Chouinard and Tompkins, who also appear in the film, are the grizzled old-timers, been there, done it and have the thousand-yard stare to show for it. These are Butch and Sundance, portrayed obviously by the young and old Redford and Newman.

They sign up a zen-surfer dude Keith Malloy who spends the entire documentary searching for the next big wave. Although he says barely a word throughout, in our house he was unanimously voted the coolest character in the film – which is saying something in a movie packed full of loveable characters. Think of Keanu Reeves in Point Break…

Johnson takes an unexpected detour to Rapa Nui where he hooks up with Makohe. She is the stunningly-beautiful, horse riding, mountain climbing, surfing, guitar playing female-lead in the movie.
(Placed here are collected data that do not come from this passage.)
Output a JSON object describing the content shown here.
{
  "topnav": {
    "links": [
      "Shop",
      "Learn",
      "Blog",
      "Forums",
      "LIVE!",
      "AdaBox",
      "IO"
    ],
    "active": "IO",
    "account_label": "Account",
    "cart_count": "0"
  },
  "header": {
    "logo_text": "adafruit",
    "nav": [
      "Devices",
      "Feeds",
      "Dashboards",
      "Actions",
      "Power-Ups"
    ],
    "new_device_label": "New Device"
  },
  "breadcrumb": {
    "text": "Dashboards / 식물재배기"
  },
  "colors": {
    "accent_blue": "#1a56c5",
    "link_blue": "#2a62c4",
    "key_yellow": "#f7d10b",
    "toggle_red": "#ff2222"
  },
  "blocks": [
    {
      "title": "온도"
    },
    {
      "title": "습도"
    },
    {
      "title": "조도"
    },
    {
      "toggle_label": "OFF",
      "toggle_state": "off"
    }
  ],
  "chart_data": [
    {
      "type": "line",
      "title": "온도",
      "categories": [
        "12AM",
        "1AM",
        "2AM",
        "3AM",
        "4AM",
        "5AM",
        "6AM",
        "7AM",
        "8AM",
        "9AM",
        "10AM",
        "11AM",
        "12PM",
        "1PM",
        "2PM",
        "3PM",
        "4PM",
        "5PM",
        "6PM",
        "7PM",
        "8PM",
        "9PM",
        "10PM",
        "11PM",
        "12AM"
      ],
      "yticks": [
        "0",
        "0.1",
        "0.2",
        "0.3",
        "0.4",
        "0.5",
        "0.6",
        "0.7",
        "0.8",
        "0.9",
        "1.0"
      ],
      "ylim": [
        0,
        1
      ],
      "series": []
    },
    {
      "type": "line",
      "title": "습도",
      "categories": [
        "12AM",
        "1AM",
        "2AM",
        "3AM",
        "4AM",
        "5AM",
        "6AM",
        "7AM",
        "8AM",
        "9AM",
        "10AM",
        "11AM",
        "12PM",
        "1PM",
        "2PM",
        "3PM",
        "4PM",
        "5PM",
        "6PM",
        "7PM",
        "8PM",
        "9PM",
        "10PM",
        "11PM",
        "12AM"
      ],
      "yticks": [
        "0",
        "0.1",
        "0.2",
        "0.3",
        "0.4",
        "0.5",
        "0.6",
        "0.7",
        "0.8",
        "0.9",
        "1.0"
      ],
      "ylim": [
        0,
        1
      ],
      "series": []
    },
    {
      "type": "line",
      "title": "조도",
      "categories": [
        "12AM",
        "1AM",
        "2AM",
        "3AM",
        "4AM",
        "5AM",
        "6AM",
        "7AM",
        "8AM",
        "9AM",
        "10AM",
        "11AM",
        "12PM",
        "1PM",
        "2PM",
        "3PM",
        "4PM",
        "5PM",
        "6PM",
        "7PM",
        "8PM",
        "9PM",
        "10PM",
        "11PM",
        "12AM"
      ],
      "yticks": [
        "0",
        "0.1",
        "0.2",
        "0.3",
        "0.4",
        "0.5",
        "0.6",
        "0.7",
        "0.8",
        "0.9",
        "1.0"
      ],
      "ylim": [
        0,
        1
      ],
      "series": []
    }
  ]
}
Impossible to cast, she would be akin to Katherine Ross’s Etta Place to Butch and Sundance’s loveable outlaws.

In Tim O Neil they even have the annoyingly nebbish character who’s just there to provide some vital technical skill (in this case ice-climbing) and to make the others seen even more likeable.

The other main characters in what is a stunningly beautiful film are the Pacific Ocean, Rapa Nui and Patagonia.

A film with a quite a deep but depressing message about consumerism and the endless damage it is wreaking on the environment around us, but a film packed with characters that make you optimistic that we’ll “turn 180 Degrees and take a step forward”.

Absolutely loved it.

Intro

This is an occasional blog from sunny Welsh Cardiff from someone who loves the city, it’s food, film and especially it’s live music scene and sometimes feels the urge to wax lyrical about it all.
On top of which I might rattle on about tech, keeping fit, crap guitar playing or anything else that takes my fancy. But hey! It’s my blog and I’ll write what I want to.